Saving for retirement independently is a good way to help ensure that you'll have enough money to pay your living expenses as a senior. And if you don't have access to a 401(k) plan through your employer, then saving in an IRA is great option.
But be careful -- if you mismanage your IRA, you could leave yourself with a lot less money down the line. Here are a few mistakes to avoid.
1. Not maxing out when you can
Maxing out a 401(k) plan is difficult. Right now, the annual contribution limits sit at $19,500 for workers under 50 and $26,000 for those 50 and over.
Maxing out an IRA is a different story. The current yearly contribution limits are $6,000 for savers under 50 and $7,000 for those 50 and over.
This isn't to say that maxing out an IRA is easy. But it's more attainable than hitting the limits on a 401(k).
Furthermore, if your earnings are such that you have the potential to max out, it pays to do so. Over time, maxing out could leave you with a serious pile of cash.
Say you contribute $6,000 a year to your IRA between the ages of 30 and 50, and you then contribute $7,000 a year from 50 to 65. If your investments generate an average annual 7% return, which is a bit below the stock market's average, you'll wind up with an impressive $855,000.
2. Starting too late
The great thing about IRAs is that they allow your money to grow in a tax-advantaged fashion. And the sooner you start funding one, the more wealth you can accumulate. On the other hand, if you wait too long, you may end up unhappy with your ultimate savings balance.

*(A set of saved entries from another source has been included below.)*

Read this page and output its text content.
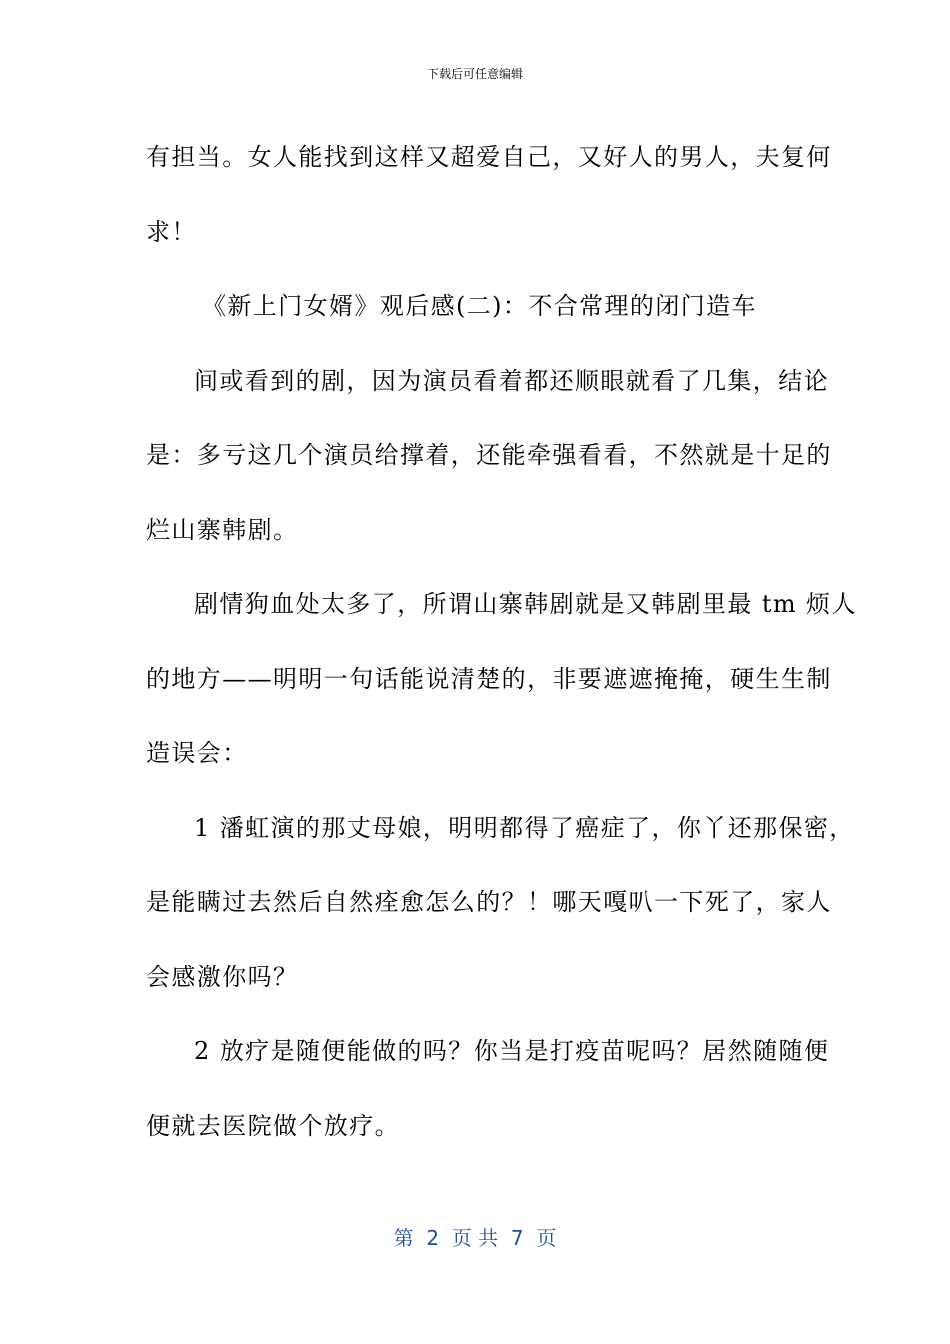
下载后可任意编辑
有担当。女人能找到这样又超爱自己，又好人的男人，夫复何
求！
《新上门女婿》观后感(二)：不合常理的闭门造车
间或看到的剧，因为演员看着都还顺眼就看了几集，结论
是：多亏这几个演员给撑着，还能牵强看看，不然就是十足的
烂山寨韩剧。
剧情狗血处太多了，所谓山寨韩剧就是又韩剧里最 tm 烦人
的地方——明明一句话能说清楚的，非要遮遮掩掩，硬生生制
造误会：
1 潘虹演的那丈母娘，明明都得了癌症了，你丫还那保密，
是能瞒过去然后自然痊愈怎么的？！哪天嘎叭一下死了，家人
会感激你吗？
2 放疗是随便能做的吗？你当是打疫苗呢吗？居然随随便
便就去医院做个放疗。
第  2  页 共  7  页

Imagine that you first start saving for retirement at the age of 50 and retire at 65. Even if you max out your IRA contributions at today's levels during that time and score an average annual 7% return, you'll wind up with only $176,000. That's not really a lot of money over what could be a 20- or 30-year retirement.
3. Investing too conservatively
IRAs allow you to buy individual stocks, whereas you can't do that with a 401(k) plan, which will limit you to different mutual funds. That could, in turn, help you invest your money in a manner that really fuels its growth. But if you play it too safe in your IRA by sticking to bonds, you'll lose out on higher returns.
We saw how maxing out an IRA at today's levels between ages 30 and 65 would lead to a balance of $855,000 with a 7% average annual return. If you invest conservatively and cut your average yearly return to 4%, you'll wind up with only $462,000.
4. Assuming a Roth is off the table
Higher earners are not allowed to fund a Roth IRA directly. But if your income is too high to qualify for a Roth, you can still contribute to a traditional IRA and convert it to a Roth afterward. Doing so will give you the benefit of tax-free withdrawals in retirement.
But that's not all. Roth IRAs are the only tax-advantaged retirement plan to not impose required minimum distributions, or RMDs. Avoiding those gives you a lot more flexibility with your money on a long-term basis.
Opening an IRA is a great step on the road to securing your retirement. Avoid these mistakes to put yourself in an even better position once your senior years arrive.